Il en est de même en Angleterre. Là, les conditions sont favorables pour quelques-uns ; mais les bouges infâmes qu'on y trouve offrent des conditions avantageuses pour des réincarnations de sauvages. Une partie de la population la plus basse, la classe des criminels-nés, est constituée par des âmes de sauvages arrivant – singulier anachronisme – dans une race civilisée. Si l'Angleterre s'attachait à faire disparaitre ces lieux, il n'y aurait plus alors de conditions propices à l'éclosion et à l'incarnation de ces sortes d'âmes. Nous ne parlons en ce moment que de l'Angleterre et de l'Inde, nous pourrions en dire autant de toutes les autres nations. Les mauvaises conditions sociales d'un pays attireront des âmes peu avancées ; un bon milieu attirera des âmes hautement évoluées. La destinée d'un pays dépend donc de l'organisation apportée. Négliger les classes pauvres, c'est déterminer inévitablement la décadence nationale. C'est ce qui a eu lieu dans le passé, et c'est ce qui se passe présentement. Quand une nation est arrivée au point culminant, c'est-à-dire quand le type physique a atteint sa limite de développement et ne peut plus progresser que par un changement radical, la décadence survient. Nous pouvons constater ce fait dans l'histoire de [110] Rome, de la Chaldée, de l'Égypte, etc. Les types d'une nation en décadence peuvent encore être utiles aux âmes peu évoluées qui y sont envoyées pour s'y incarner. Alors, le type dégénère graduellement, chaque influx d'âmes inférieures contribuant à dégrader le type physique jusqu'à ce qu'enfin la nation tout entière se soit lentement dégénérée et disparaisse des pages de l'histoire. Si vous étudiez les ouvrages des naturalistes, vous y verrez que les peuples sauvages deviennent peu à peu stériles ; le type est à un niveau trop bas pour que des égos puissent s'y incarner ; la race humaine s'est élevée au-dessus de ce type inférieur, et, du jour où il n'y a plus d'âmes assez peu développées pour habiter ces corps, les femmes cessent d'engendrer, le type diminue, et, graduellement, disparait tout à fait.

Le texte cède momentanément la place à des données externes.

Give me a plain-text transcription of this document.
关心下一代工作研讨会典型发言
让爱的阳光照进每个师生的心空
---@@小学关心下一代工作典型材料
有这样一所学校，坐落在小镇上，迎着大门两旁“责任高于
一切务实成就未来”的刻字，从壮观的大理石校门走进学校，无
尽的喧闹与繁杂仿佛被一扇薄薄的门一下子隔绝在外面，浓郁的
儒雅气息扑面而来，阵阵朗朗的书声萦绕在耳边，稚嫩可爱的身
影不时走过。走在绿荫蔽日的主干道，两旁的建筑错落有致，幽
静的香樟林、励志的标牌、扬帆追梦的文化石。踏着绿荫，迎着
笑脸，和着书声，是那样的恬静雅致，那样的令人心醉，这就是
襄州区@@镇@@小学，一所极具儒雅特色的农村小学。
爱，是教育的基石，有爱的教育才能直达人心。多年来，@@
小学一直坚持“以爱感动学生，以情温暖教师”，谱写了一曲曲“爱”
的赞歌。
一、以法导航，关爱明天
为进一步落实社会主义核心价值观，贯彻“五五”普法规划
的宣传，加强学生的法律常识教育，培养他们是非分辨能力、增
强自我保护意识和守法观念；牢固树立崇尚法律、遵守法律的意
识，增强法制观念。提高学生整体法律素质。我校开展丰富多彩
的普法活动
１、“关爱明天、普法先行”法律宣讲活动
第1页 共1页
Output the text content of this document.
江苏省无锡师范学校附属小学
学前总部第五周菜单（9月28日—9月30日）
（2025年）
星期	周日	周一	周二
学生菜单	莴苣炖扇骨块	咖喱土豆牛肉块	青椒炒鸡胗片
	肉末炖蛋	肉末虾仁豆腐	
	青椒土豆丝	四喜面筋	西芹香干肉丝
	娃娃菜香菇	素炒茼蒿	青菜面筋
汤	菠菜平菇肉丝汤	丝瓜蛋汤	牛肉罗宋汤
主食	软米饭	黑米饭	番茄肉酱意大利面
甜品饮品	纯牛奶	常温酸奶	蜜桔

C'est là la cause pour laquelle l'extension du règne animal a été interrompue. Un gouffre est maintenant creusé entre l'humanité la plus inférieure et le stade animal le plus élevé. Les types humains qui, primitivement, servaient de types intermédiaires ont péri, en sorte que les égos provenant du règne animal ne peuvent plus trouver de corps assez inférieur pour s'y incarner. Ils doivent donc s'arrêter jusqu'à ce que, dans un autre monde, [111] naissent des types assez simples et assez bas pour qu'ils puissent les habiter. C'est ainsi que l'on peut suivre les causes qui ont déterminé la chute ou l'élévation des civilisations. Tout dépend de l'incarnation des égos. C'est pourquoi quelques-uns d'entre nous s'opposent énergiquement à certaines formes de cruauté scientifique. La cruauté est une cause de dégradation pour l'humanité ; si l'on persiste dans cette voie, la dégradation physique devient inévitable, le physique suivant le moral dans la période de décadence comme dans celle de l'ascension ; et ce sera la ruine des nations. La vivisection appartient moralement au passé, non à l'avenir ; l'on pourra bientôt se convaincre qu'elle sonne le glas de la civilisation, à moins que la conscience ne s'élève et ne mette un terme à ces crimes de lèse-humanité.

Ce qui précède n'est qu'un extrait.